Version 0.1.1 (23.04.2024)

  • Reorganizing Left-Panel Tabs: Renamed the "Single Merge" tab to "Parameter Editor". Removed manual file input fields (le_file1, le_file2, le_output), prioritizing batch-driven project workflows.
  • Editor Access Control: The Parameter Editor is locked by default, activating only when a project is selected from the batch queue.
  • Preview Panel Optimization: Removed the single-run processing button from the preview panel. Renamed "Test" to "Test Segment" and moved preview boundary selectors into the Parameter Editor under "Main/Test" settings.
  • High-Density GUI Layout: Reorganized the editor grid from a 2-column layout to a dense 4-column scheme. Merged separate Low, Mid, and High STFT parameter groups.
  • Support for Prepared Waveform Pairs: Split the "Add Files..." button into "Add MP3..." (with optional demixing) and "Add WAV Pair..." (for direct dual-file loading).
  • Automated Profile Loading: Selecting an item in the batch queue automatically loads its settings into the Parameter Editor and unlocks the tab.
  • Code Cleanups: Deleted gui/slots/file_slots.py as manual single-file merging is deprecated. Updated widget_state.py and profile_io.py to handle tab locking based on batch item status.

Version 0.1.0 (18.04.2024)

  • Initial Alpha Build: Laid down the foundations for modular processing, asynchronous execution, and external API integrations.
  • Modular Architecture: Divided the codebase into separate packages: configurations (config), orchestrators (core), DSP operations (dsp), interfaces (gui), I/O handling (io), and external APIs (services).
  • Asynchronous Background Execution (QThread): Moved expensive calculations to QThread background workers (ProcessingWorker, PreviewWorker) to prevent GUI freezes. Implemented basic external demixing integration.
  • Tab-Based Layout: Added "Batch Processing" and "Single Merge" tabs to the left-hand panel.
  • Dynamic Parameter Editor: Built a dynamic parameter editor based on a widget factory (factory.py), translating configuration structures into GUI controls.

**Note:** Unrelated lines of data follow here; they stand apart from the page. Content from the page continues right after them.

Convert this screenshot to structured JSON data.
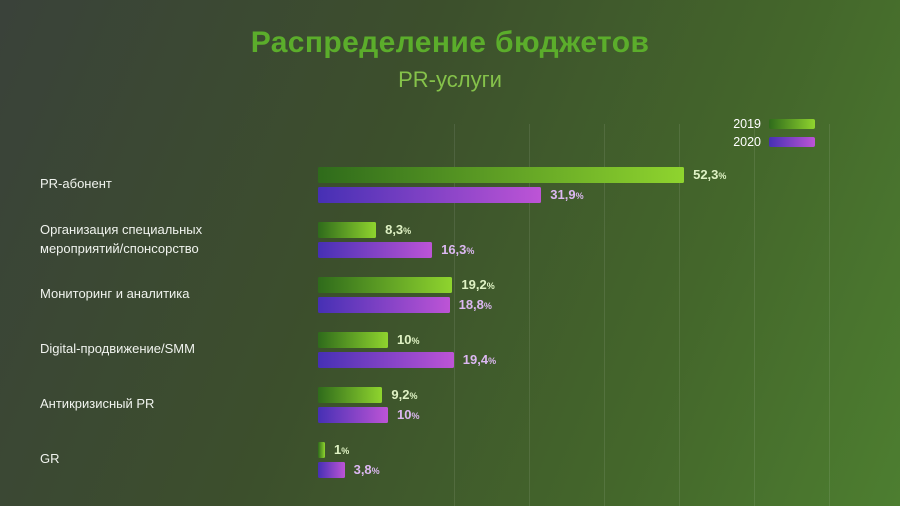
{
  "chart_data": {
    "type": "bar",
    "orientation": "horizontal",
    "title": "Распределение бюджетов",
    "subtitle": "PR-услуги",
    "unit": "%",
    "series_names": [
      "2019",
      "2020"
    ],
    "xlim": [
      0,
      60
    ],
    "grid": "faint-vertical-lines",
    "legend_position": "top-right",
    "rows": [
      {
        "category": "PR-абонент",
        "label_lines": [
          "PR-абонент"
        ],
        "values": {
          "2019": 52.3,
          "2020": 31.9
        },
        "display": {
          "2019": "52,3",
          "2020": "31,9"
        }
      },
      {
        "category": "Организация специальных мероприятий/спонсорство",
        "label_lines": [
          "Организация специальных",
          "мероприятий/спонсорство"
        ],
        "values": {
          "2019": 8.3,
          "2020": 16.3
        },
        "display": {
          "2019": "8,3",
          "2020": "16,3"
        }
      },
      {
        "category": "Мониторинг и аналитика",
        "label_lines": [
          "Мониторинг и аналитика"
        ],
        "values": {
          "2019": 19.2,
          "2020": 18.8
        },
        "display": {
          "2019": "19,2",
          "2020": "18,8"
        }
      },
      {
        "category": "Digital-продвижение/SMM",
        "label_lines": [
          "Digital-продвижение/SMM"
        ],
        "values": {
          "2019": 10,
          "2020": 19.4
        },
        "display": {
          "2019": "10",
          "2020": "19,4"
        }
      },
      {
        "category": "Антикризисный PR",
        "label_lines": [
          "Антикризисный PR"
        ],
        "values": {
          "2019": 9.2,
          "2020": 10
        },
        "display": {
          "2019": "9,2",
          "2020": "10"
        }
      },
      {
        "category": "GR",
        "label_lines": [
          "GR"
        ],
        "values": {
          "2019": 1,
          "2020": 3.8
        },
        "display": {
          "2019": "1",
          "2020": "3,8"
        }
      }
    ]
  },
  "colors": {
    "background_left": "#3a423a",
    "background_right": "#4d7e30",
    "title_green": "#5bad2b",
    "subtitle_green": "#85c24a",
    "green_start": "#2f6b1b",
    "green_end": "#8fd42e",
    "purple_start": "#4630b4",
    "purple_end": "#bd54d6",
    "value_green": "#dff2c4",
    "value_purple": "#dcb8f2",
    "label_white": "#f0f3ee"
  }
}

  • Logarithmic EQ and Influence Sliders: Built specialized 12-band logarithmic sliders for equalizers and influence maps.
  • Matplotlib Visualization: Integrated a Matplotlib canvas to render spectrograms and blending masks.

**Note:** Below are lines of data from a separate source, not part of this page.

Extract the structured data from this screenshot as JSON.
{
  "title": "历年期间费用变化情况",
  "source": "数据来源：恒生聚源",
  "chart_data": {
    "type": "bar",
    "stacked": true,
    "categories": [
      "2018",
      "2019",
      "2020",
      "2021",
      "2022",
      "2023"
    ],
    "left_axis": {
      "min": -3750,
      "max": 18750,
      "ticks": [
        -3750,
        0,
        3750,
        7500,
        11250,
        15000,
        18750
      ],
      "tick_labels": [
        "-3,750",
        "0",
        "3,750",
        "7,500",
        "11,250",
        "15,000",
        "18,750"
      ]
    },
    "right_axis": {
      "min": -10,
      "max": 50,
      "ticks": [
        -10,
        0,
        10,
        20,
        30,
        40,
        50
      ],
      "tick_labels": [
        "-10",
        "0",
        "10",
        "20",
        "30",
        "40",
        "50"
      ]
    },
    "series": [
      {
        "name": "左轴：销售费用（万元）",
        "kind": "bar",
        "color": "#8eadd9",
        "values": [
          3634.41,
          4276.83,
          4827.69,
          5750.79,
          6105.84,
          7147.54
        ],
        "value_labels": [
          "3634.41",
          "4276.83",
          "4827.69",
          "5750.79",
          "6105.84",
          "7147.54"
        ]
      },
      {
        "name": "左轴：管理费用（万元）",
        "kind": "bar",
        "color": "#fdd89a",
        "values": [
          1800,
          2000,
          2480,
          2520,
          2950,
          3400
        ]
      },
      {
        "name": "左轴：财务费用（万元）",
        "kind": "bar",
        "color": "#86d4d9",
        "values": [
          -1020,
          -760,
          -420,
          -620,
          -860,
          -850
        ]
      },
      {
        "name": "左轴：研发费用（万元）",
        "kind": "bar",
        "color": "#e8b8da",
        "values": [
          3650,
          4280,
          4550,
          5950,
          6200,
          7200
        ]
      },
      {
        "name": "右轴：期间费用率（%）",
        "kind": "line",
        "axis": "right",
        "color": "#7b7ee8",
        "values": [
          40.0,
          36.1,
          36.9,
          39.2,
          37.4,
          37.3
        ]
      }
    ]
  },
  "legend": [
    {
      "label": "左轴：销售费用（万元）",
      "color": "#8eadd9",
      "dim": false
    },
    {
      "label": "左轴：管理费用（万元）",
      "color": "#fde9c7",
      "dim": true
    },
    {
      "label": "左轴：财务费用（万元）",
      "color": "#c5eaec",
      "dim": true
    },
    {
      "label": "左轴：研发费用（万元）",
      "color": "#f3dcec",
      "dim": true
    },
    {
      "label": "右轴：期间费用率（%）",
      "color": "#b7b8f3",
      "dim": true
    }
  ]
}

  • 5th-Order Butterworth Crossover Filters: Implemented a 5th-order Butterworth crossover to divide input signals into Low, Mid, and High bands.
  • Base Blending Masks: Implemented Softmax and Wiener mask calculation.

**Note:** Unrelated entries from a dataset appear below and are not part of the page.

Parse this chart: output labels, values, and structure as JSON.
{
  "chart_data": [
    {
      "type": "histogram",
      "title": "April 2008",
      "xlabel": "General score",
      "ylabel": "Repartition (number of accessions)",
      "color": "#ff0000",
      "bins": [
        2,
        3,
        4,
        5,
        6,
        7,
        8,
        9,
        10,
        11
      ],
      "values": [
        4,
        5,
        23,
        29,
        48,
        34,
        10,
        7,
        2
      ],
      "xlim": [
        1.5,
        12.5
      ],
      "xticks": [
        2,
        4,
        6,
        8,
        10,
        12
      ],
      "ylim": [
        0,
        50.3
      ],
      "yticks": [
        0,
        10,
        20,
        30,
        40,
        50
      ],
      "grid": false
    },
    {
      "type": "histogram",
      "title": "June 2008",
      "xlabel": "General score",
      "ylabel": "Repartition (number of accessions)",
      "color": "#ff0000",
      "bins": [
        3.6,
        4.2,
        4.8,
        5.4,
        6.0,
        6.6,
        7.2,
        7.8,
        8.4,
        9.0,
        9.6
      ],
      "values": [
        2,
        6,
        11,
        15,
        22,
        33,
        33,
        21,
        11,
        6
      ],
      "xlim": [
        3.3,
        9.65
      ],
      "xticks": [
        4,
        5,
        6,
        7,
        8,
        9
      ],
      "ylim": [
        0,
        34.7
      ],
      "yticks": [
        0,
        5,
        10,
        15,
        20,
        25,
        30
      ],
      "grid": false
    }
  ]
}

  • Mask Modulation Filters: Added mask modulation filters based on Spectral Flatness, phase coherence, Spectral Flux, and Local Minimum noise statistics.
  • Phase Retrieval: Added Complex, Dominant, and Blend phase blending methods alongside Fast Griffin-Lim (FGLA) phase retrieval.
  • Temporal Reassignment (TR): Integrated a Time Reassignment algorithm to sharpen spectral transients.